Но за ним последовали другие — и сознание необратимости происходящего. И Старые Они запаниковали: пришли в ярость, орали на молодых, наказывали тех за несуществующую вину… в общем, рассказ Мэйры — чтение малозанимательное и совершенно непривлекательное. Но тот, самый первый фрагмент я отказываюсь приводить здесь. Он отвратителен. Я сам «монстр» и невольно ассоциирую себя с теми крохотными страдальцами веков давно минувших, первыми младенцами-мальчиками. Изобретательность жестоких старух вызывает тошноту. Причем период, в течение которого младенцев мужского пола умерщвляли и уродовали, гораздо более длителен, нежели считает Мэйра.
Между первобытными женщинами и орлами развязалась настоящая война, выиграть которую женщинам не было суждено. Они не умели драться, им не присуща была агрессивность, более того, они даже к физической активности не привыкли, вечно лежа на своих скалах да плавая в море. Такова была жизнь их на протяжении долгих веков. И вот внезапно им на голову свалились могучие птицы, следящие за каждым их шагом, охотящиеся за новорожденными монстрами. Орлы убивали женщин, сталкивая их в море и не давая всплыть на поверхность: топили когтями, клювами и крыльями. Война, возможно, длилась недолго, но тут важно, что у женщин появился первый враг. Они ненавидели орлов, отбивались от пернатых хищников камнями, палками. Не только страх, но и элементарные навыки защиты и нападения внедрились в эту сонную (определение Мэйры) общину первых людей, первых женщин. Уже этого одного было достаточно, чтобы вывести из себя правящих старух. Они представляли для молодых едва ли не такую же угрозу, как и орлы; молодые объединялись и противостояли им. В конце концов, именно они рожали монстров и вскармливали тех младенцев, которых оставляли в племени Расщелины. Это им поручалось избавляться от тех детей, которых решали уничтожить. Старухи стенали на скалах, жалуясь на времена и нравы.
Появление монстров не только нарушило долговечный «золотой сон» первых женщин, но и чуть совсем не погубило идиллию. Им пришлось подумать, как прекратить взаимные раздоры. Ведь не каждая молодая мать ненавидела монстра, которого она родила. Эти бури эмоций тоже едва не вылились в нечто вроде гражданской войны.
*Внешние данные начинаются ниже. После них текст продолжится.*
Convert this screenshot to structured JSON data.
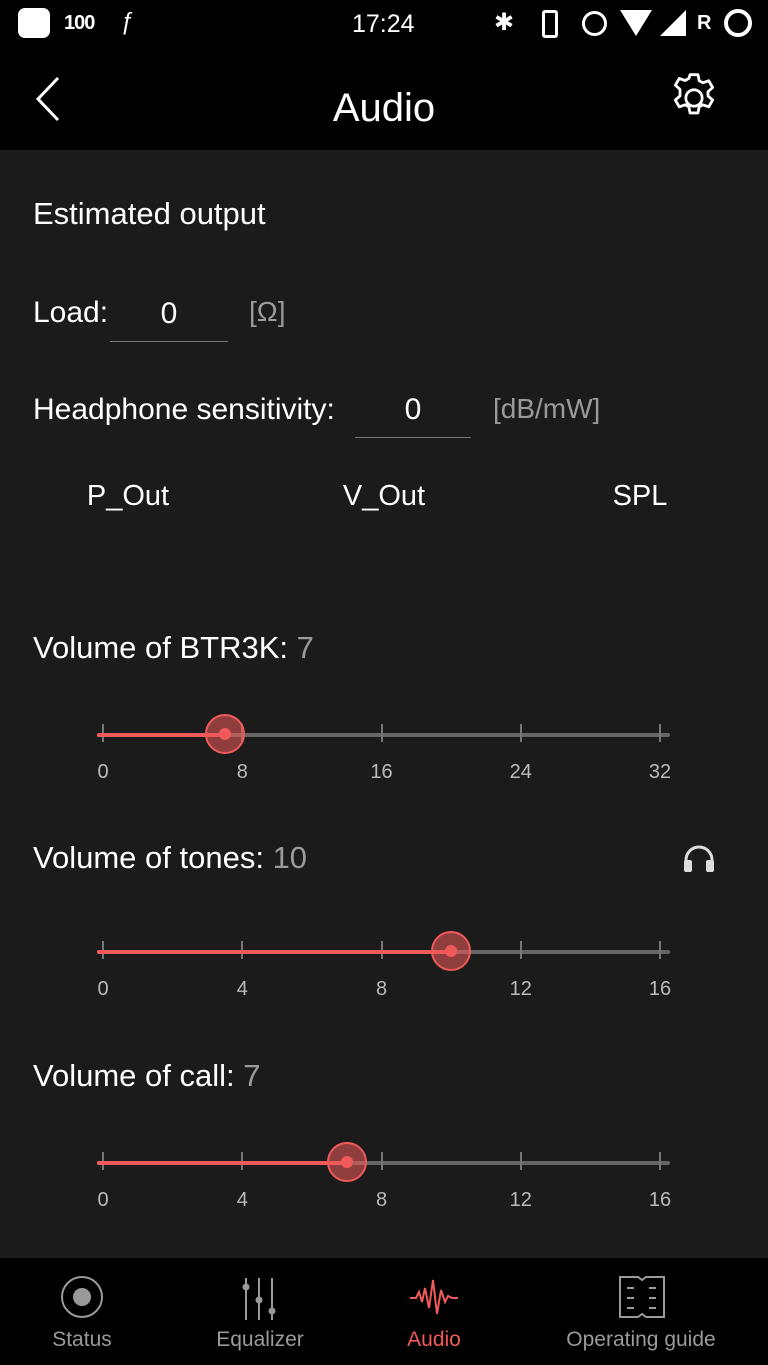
{
  "status_bar": {
    "battery": "100",
    "time": "17:24",
    "carrier_indicator": "R"
  },
  "header": {
    "title": "Audio",
    "back_icon": "chevron-left-icon",
    "settings_icon": "gear-icon"
  },
  "estimated_output": {
    "title": "Estimated output",
    "load_label": "Load:",
    "load_value": "0",
    "load_unit": "[Ω]",
    "sensitivity_label": "Headphone sensitivity:",
    "sensitivity_value": "0",
    "sensitivity_unit": "[dB/mW]",
    "columns": [
      "P_Out",
      "V_Out",
      "SPL"
    ]
  },
  "sliders": [
    {
      "label": "Volume of BTR3K:",
      "value": 7,
      "value_text": "7",
      "max": 32,
      "ticks": [
        "0",
        "8",
        "16",
        "24",
        "32"
      ]
    },
    {
      "label": "Volume of tones:",
      "value": 10,
      "value_text": "10",
      "max": 16,
      "ticks": [
        "0",
        "4",
        "8",
        "12",
        "16"
      ],
      "icon": "headphones-icon"
    },
    {
      "label": "Volume of call:",
      "value": 7,
      "value_text": "7",
      "max": 16,
      "ticks": [
        "0",
        "4",
        "8",
        "12",
        "16"
      ]
    }
  ],
  "nav": {
    "items": [
      {
        "label": "Status",
        "icon": "record-icon"
      },
      {
        "label": "Equalizer",
        "icon": "equalizer-icon"
      },
      {
        "label": "Audio",
        "icon": "waveform-icon",
        "active": true
      },
      {
        "label": "Operating guide",
        "icon": "book-icon"
      }
    ]
  },
  "colors": {
    "accent": "#f05a5a",
    "background": "#1b1b1b",
    "bar": "#000000"
  }
}
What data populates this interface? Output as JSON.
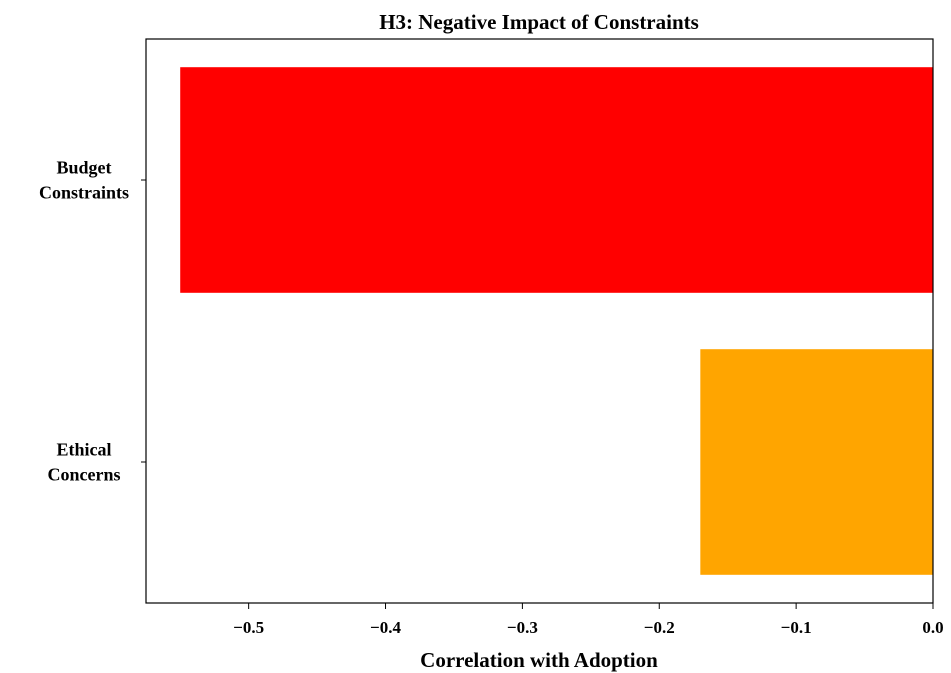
{
  "chart_data": {
    "type": "bar",
    "orientation": "horizontal",
    "title": "H3: Negative Impact of Constraints",
    "xlabel": "Correlation with Adoption",
    "ylabel": "",
    "categories": [
      [
        "Budget",
        "Constraints"
      ],
      [
        "Ethical",
        "Concerns"
      ]
    ],
    "values": [
      -0.55,
      -0.17
    ],
    "colors": [
      "#ff0000",
      "#ffa500"
    ],
    "xlim": [
      -0.575,
      0.0
    ],
    "xticks": [
      -0.5,
      -0.4,
      -0.3,
      -0.2,
      -0.1,
      0.0
    ],
    "xtick_labels": [
      "−0.5",
      "−0.4",
      "−0.3",
      "−0.2",
      "−0.1",
      "0.0"
    ],
    "grid": false,
    "legend": "none"
  }
}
Излагая все это, я ощущаю веяния древних эмоций. Отмечаю, что Мэйра не делает различий между собою и давно отжившими соплеменницами, употребляя в отношении их местоимения «мы», «нас». И так же точно я сам ассоциирую себя с первыми мужчинами. Читать о страданиях первых мальчиков крайне неприятно. Этот фрагмент я опускаю, не желая испытывать чувства читателя. Даже сейчас мучительно осознавать, с каким нечестивым ликованием старухи приказывали молодым матерям отрезать «трубки и шишки» младенцев. Примечательно, что этот фрагмент женщины не включили в свою так называемую «официальную» историю, то есть ту, которая передавалась из поколения в поколение, об этом потихоньку рассказывали друг другу. Почему же мы решились вставить этот официально не одобренный фрагмент? Дело в том, что он дает возможность сделать вывод о существовании меньшинства, мнение которого не совпадало с официально одобренным мнением. Это своеобразный голос протеста индивида или немногочисленной группы, возражающей против подавления правды. Долгое время передавались эти сведения, как принято выражаться, «из уст в уста», пока, наконец, не наступил определенный момент, когда…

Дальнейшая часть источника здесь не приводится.